6 Steps to Consider When Starting a Career in Data Science
Staring a career in data science can be exciting. However, this field will not be that satisfying if you don’t have an idea of what you need to do at a given time. When I say this I don’t mean you need experience for you to succeed in the business. If you are eager to know where you need to start in your data science career then here are the 6 steps to follow.
The first thing is to know what you need. This is step is very important for you because that where you get the basis for your career. This simply means that you have to know where you are and what you need. For you to complete with that step you will need to explain the meaning of data science. I and you know that data science is a process of getting answers using numeric data for the asked questions. Nevertheless, you need to have a program to help you in solving the huge data that you will be working on. The program will be responsible for collecting data, clean and analyze it to give the answers to the questions. Working with a scientist that can write programs and being mathematically fluent is a key to success in your data science career. The flowing of the coding language that you intend to use is very important.
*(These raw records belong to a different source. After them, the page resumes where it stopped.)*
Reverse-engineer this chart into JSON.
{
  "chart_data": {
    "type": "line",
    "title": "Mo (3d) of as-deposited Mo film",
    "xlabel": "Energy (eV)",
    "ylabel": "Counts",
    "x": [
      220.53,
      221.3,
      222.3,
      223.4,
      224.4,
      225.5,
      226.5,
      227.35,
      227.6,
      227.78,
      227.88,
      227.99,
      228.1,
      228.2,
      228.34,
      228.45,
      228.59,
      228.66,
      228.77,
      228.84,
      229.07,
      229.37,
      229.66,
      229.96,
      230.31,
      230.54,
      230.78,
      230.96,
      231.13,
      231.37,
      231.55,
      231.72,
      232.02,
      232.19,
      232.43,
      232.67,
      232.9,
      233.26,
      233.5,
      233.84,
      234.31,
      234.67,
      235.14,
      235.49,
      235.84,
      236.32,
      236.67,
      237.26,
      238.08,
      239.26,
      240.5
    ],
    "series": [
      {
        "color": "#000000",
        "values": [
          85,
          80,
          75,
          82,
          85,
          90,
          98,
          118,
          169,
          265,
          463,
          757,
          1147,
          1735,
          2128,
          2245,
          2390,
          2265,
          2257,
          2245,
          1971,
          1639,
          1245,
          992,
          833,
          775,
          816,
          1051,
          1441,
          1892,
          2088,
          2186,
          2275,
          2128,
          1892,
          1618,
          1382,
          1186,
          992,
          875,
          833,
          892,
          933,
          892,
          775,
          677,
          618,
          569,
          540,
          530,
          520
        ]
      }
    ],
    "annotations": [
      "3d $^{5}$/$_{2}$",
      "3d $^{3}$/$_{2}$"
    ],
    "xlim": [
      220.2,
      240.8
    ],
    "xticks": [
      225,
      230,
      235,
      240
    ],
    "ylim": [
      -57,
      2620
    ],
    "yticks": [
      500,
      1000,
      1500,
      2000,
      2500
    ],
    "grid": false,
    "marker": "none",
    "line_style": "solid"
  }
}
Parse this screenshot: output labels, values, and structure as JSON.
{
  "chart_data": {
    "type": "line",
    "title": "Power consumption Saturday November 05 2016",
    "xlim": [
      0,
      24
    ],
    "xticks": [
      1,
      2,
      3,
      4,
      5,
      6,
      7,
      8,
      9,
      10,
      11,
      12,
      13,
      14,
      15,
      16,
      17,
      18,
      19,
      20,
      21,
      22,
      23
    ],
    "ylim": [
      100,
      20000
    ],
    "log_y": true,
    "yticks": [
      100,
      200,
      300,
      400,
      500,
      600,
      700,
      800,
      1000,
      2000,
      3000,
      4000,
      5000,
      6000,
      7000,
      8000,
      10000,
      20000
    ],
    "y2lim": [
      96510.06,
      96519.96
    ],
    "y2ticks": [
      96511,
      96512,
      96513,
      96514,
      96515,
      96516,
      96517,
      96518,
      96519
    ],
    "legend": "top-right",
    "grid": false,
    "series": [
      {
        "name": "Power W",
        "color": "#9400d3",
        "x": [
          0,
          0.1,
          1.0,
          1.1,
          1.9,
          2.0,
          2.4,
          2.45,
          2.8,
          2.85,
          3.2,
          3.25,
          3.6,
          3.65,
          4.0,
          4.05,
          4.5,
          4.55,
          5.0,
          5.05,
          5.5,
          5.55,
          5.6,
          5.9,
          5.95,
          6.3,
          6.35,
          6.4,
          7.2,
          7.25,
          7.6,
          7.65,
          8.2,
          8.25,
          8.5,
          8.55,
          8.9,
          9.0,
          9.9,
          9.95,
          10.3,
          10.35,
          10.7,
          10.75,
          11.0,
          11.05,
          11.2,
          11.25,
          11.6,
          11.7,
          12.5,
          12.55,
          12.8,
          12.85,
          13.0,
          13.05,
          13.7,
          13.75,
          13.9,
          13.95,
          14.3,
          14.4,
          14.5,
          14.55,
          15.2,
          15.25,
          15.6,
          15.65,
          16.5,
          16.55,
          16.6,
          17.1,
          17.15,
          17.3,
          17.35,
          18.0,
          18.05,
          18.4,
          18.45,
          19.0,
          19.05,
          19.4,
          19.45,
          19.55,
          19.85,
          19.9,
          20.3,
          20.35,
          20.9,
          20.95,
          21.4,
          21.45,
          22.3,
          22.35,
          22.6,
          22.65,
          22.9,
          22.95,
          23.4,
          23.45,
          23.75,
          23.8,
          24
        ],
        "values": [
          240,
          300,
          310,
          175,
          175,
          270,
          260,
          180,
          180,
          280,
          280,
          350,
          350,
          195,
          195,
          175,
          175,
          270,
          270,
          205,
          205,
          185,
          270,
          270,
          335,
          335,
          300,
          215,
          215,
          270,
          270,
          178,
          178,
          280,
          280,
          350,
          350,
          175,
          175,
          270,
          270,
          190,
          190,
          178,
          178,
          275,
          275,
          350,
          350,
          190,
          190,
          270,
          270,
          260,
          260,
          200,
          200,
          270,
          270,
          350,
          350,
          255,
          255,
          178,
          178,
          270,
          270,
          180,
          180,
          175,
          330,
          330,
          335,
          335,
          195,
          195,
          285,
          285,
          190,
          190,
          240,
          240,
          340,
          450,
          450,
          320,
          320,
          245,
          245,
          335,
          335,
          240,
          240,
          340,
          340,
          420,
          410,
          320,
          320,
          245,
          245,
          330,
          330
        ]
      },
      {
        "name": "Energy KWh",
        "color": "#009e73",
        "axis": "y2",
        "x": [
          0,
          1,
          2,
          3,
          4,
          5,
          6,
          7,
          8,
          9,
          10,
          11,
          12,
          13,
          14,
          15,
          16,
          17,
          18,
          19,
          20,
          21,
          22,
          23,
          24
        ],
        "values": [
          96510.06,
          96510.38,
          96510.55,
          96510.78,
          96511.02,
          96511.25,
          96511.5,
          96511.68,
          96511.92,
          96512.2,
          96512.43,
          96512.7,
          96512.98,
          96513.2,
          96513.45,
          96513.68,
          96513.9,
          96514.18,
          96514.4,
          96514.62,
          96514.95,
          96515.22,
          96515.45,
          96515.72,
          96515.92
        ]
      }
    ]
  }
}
Python and R are the first the second step to consider. The use of R is to compute statistical data like data manipulation, storage and also graphing. Wide range of people prefers to learn data science with python because it makes work easy for them. Its good that you get used to one language before you use several languages. Semantics, structures and basic functions should be at your fingertips before you think of adding another language.
It’s also good that you pursue a degree. A degree in either information technology, computer science mathematics or statistics will be an advantage to your data science career because you will get into details of your career and you will also be close to experts in the field hence giving you a chance to ask any question that you may have.
Then, you should learn about specialization. Since the data science is an umbrella of many specializations you should find the direction to take depending on your interest.
Consider practical applications. It’s good to learn the working of the program and why it reacts in a certain way but also it necessary to study practically how to work with the program.
Working on what you have learned is important and it works better if you start on an independent project.